Mardi, son frère, Oseney da Costa de Oliveira, dit « Dos Santos », a également été arrêté. La police a saisi des cartouches d’armes à feu et une pagaie, sans préciser si ces objets ont été trouvés au même endroit que celui où « Dos Santos » a été arrêté. Selon la presse brésilienne, les deux frères pratiquaient illégalement la pêche sur les terres indigènes, en lien avec le trafic de cocaïne qui prospère dans cette région. Également placé en détention, Oseney n’a quant à lui pas avoué son implication dans l’affaire, a fait savoir mercredi la police brésilienne.
Ces dix jours d’enquête ont aussi été marqués par quelques malheureux cafouillages. Le 13 juin, le président Jair Bolsonaro avait évoqué la découverte « des viscères humains retrouvés flottant sur le fleuve et amenés à Brasilia pour identifier l’ADN », sans préciser s’il s’agissait de cette matière organique retrouvée vendredi par la police. « Nous ne savons pas quel type de matière organique a été retrouvé, mais ce ne sont pas des viscères, il n’y a jamais eu de viscères », avait de son côté assuré Elisio Marubo, de l’Union des Peuples indigènes de la Vallée de Javari (Univaja) située à proximité de la deuxième plus grande réserve indigène du Brésil, où vivent 26 peuples autochtones, dont 19 dans un isolement total.

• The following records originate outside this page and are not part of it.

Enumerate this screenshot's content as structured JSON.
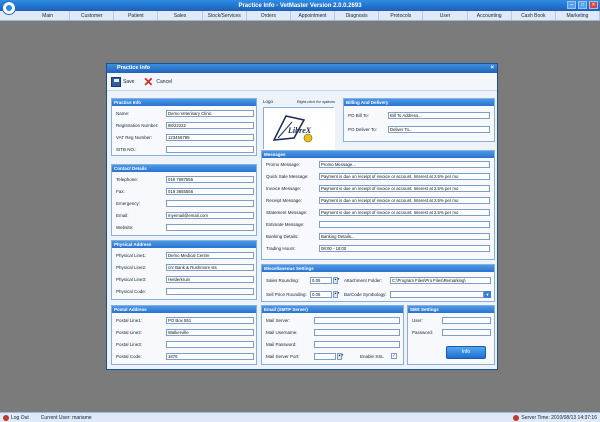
{
  "app": {
    "title": "Practice Info - VetMaster Version 2.0.0.2693",
    "minimize": "–",
    "maximize": "□",
    "close": "×"
  },
  "menu": [
    "Main",
    "Customer",
    "Patient",
    "Sales",
    "Stock/Services",
    "Orders",
    "Appointment",
    "Diagnosis",
    "Protocols",
    "User",
    "Accounting",
    "Cash Book",
    "Marketing"
  ],
  "status": {
    "logout": "Log Out",
    "current_user": "Current User: mariame",
    "server_time": "Server Time: 2010/08/13 14:37:16"
  },
  "dialog": {
    "title": "Practice Info",
    "close": "×",
    "save_label": "Save",
    "cancel_label": "Cancel"
  },
  "practice_info": {
    "header": "Practice Info",
    "name_label": "Name:",
    "name": "Demo Veterinary Clinic",
    "reg_label": "Registration Number:",
    "reg": "88/22222",
    "vat_label": "VAT Reg Number:",
    "vat": "123456789",
    "sitb_label": "SITB NO.:",
    "sitb": ""
  },
  "contact": {
    "header": "Contact Details",
    "tel_label": "Telephone:",
    "tel": "018 7687555",
    "fax_label": "Fax:",
    "fax": "018 3655556",
    "emerg_label": "Emergency:",
    "emerg": "",
    "email_label": "Email:",
    "email": "myemail@email.com",
    "web_label": "Website:",
    "web": ""
  },
  "physical": {
    "header": "Physical Address",
    "l1_label": "Physical Line1:",
    "l1": "Demo Medical Centre",
    "l2_label": "Physical Line2:",
    "l2": "cnr Bank & Rushmore sts",
    "l3_label": "Physical Line3:",
    "l3": "Helderkruin",
    "code_label": "Physical Code:",
    "code": ""
  },
  "postal": {
    "header": "Postal Address",
    "l1_label": "Postal Line1:",
    "l1": "PO Box 551",
    "l2_label": "Postal Line2:",
    "l2": "Walkerville",
    "l3_label": "Postal Line3:",
    "l3": "",
    "code_label": "Postal Code:",
    "code": "1876"
  },
  "logo": {
    "label": "Logo",
    "hint": "Right-click for options",
    "brand": "LibreX"
  },
  "billing": {
    "header": "Billing And Delivery",
    "bill_label": "PO Bill To:",
    "bill": "Bill To Address...",
    "deliver_label": "PO Deliver To:",
    "deliver": "Deliver To..."
  },
  "messages": {
    "header": "Messages",
    "promo_label": "Promo Message:",
    "promo": "Promo Message...",
    "quick_label": "Quick Sale Message:",
    "quick": "Payment is due on receipt of invoice or account. Interest at 2.5% per mo",
    "invoice_label": "Invoice Message:",
    "invoice": "Payment is due on receipt of invoice or account. Interest at 2.5% per mo",
    "receipt_label": "Receipt Message:",
    "receipt": "Payment is due on receipt of invoice or account. Interest at 2.5% per mo",
    "statement_label": "Statement Message:",
    "statement": "Payment is due on receipt of invoice or account. Interest at 2.5% per mo",
    "estimate_label": "Estimate Message:",
    "estimate": "",
    "banking_label": "Banking Details:",
    "banking": "Banking Details...",
    "hours_label": "Trading Hours:",
    "hours": "08:00 - 18:00"
  },
  "misc": {
    "header": "Miscellaneous Settings",
    "sales_round_label": "Sales Rounding:",
    "sales_round": "0.05",
    "sell_round_label": "Sell Price Rounding:",
    "sell_round": "0.05",
    "attach_label": "Attachment Folder:",
    "attach": "C:\\Program Files\\Pro Files\\Remarking\\",
    "barcode_label": "BarCode Symbology:",
    "barcode": ""
  },
  "email_server": {
    "header": "Email (SMTP Server)",
    "server_label": "Mail Server:",
    "server": "",
    "user_label": "Mail Username:",
    "user": "",
    "pass_label": "Mail Password:",
    "pass": "",
    "port_label": "Mail Server Port:",
    "port": "",
    "ssl_label": "Enable SSL",
    "ssl_check": "✓"
  },
  "sms": {
    "header": "SMS Settings",
    "user_label": "User:",
    "user": "",
    "pass_label": "Password:",
    "pass": "",
    "info_label": "Info"
  }
}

Cette région proche de la frontière avec le Pérou et la Colombie est réputée très dangereuse. Elle est le terrain de multiples trafics de drogue, de pêche ou d’orpaillage illégal et est devenue ces dernières années un axe stratégique pour les gangs de narcotrafiquants qui acheminent par voie fluviale de la cocaïne ou du cannabis produits dans les pays voisins.
Dans un enregistrement audio datant du mois de mai et obtenu par TV Globo et le site d’information Rede Amazônica, Bruno Pereira dénonce des pêcheurs de la vallée de Javari, affirmant qu’ils tiraient sur des équipes d’inspection. L’expert de la Funai mentionne une réunion prévue le 3 juin à la communauté de São Rafael et qui avait pour but de mettre un frein à la pêche illégale au pirarucu sur les terres indigènes. La réunion n’a finalement pas eu lieu. À TV Globo, la mairie d’Atalaia do Norte a déclaré que le maire avait eu un rendez-vous urgent.
Informateurs?
Avant de repartir, Bruno avait aussi rendez-vous avec un chef de la communauté connu sous le nom de « Churrasco », pour parler de la surveillance indigène dans la région mais lorsqu’il s’est présenté, le chef était absent et l’indigéniste n’a pu parler qu’avec sa femme. Bruno et Dom ont ensuite poursuivi leur voyage vers Atalaia do Norte.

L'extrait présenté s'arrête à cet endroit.